Hors Normes, ou Pourquoi tu devrais te payer une sortie ciné.

Quand l’image se veut tranchante et la musique échos du coeur, le film porte son message avec émotion et se transforme en Art.

Pour ce premier instant culture, je te propose d’écouter ce morceau pendant ta lecture.

Dimanche soir, 19h42 je sors du cinéma, les mots sont bloqués dans ma gorge et les yeux embués, je tente de me réhabituer à la lumière.

Hors Normes.

« Bruno et Malik vivent depuis vingt ans dans un monde à part, celui des enfants et adolescents autistes. Au sein de leurs deux associations respectives, ils forment des jeunes issus des quartiers difficiles pour encadrer ces cas qualifiés ‘d’hyper complexes’. »

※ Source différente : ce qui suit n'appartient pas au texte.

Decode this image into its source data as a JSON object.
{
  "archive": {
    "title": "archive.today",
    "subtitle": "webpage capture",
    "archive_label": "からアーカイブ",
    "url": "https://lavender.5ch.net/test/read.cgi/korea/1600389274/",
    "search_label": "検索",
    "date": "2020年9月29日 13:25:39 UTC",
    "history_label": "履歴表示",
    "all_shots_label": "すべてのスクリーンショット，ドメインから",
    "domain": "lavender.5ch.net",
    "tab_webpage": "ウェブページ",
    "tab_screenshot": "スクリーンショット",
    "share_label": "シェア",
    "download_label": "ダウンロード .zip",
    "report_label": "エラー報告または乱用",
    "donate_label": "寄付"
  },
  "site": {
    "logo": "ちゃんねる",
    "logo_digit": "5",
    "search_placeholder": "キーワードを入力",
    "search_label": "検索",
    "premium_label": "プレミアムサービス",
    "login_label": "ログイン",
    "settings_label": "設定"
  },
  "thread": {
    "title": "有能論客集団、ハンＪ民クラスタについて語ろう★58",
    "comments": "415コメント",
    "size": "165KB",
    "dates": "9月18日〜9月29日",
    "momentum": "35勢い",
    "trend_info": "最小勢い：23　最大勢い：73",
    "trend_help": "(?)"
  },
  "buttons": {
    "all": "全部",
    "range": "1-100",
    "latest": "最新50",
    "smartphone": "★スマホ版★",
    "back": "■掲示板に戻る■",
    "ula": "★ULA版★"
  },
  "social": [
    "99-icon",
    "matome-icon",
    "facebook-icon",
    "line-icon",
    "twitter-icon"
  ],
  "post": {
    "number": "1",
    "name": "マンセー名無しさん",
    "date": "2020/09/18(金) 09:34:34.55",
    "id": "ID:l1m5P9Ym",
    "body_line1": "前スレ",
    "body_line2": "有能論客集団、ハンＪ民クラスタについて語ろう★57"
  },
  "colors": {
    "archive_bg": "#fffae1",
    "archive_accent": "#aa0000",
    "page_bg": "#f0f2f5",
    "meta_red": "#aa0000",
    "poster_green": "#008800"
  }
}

Je sais pourquoi j’aime autant le cinéma. Je parle du vrai cinéma. Celui qui te met des claques. Celui dont tu ne sors pas indemne. Celui qui te rend vulnérable et qui fait battre ton cœur très vite quand tu es pris par les frissons, la joie et la beauté. Celui qui te change et laisse des traces. Celui qui te pousse en dehors de ta zone de confort pour réfléchir autrement sur le monde.

J’ai toujours aimé le chaos, le bordel, le déstructuré, le non-conventionnel, l’Hors-Normes. C’est dans l’obscurité que la matière se cristallise pour laisser place à la lumière. Et putain que c’est beau. Ce film est tout simplement une pépite, qui met en relief deux mondes ultra-difficiles qui se rencontrent pour créer quelque chose d’unique et brillant.

Ce long-métrage déploie ses couleurs en suivant le quotidien des deux personnages principaux dans leur mission de vie. Ici on ne parle pas de travail. On parle de gens qui ont préféré le complexe à la facilité pour donner du sens à leur existence. Et c’est aussi là-dedans que réside sûrement la beauté de ce film.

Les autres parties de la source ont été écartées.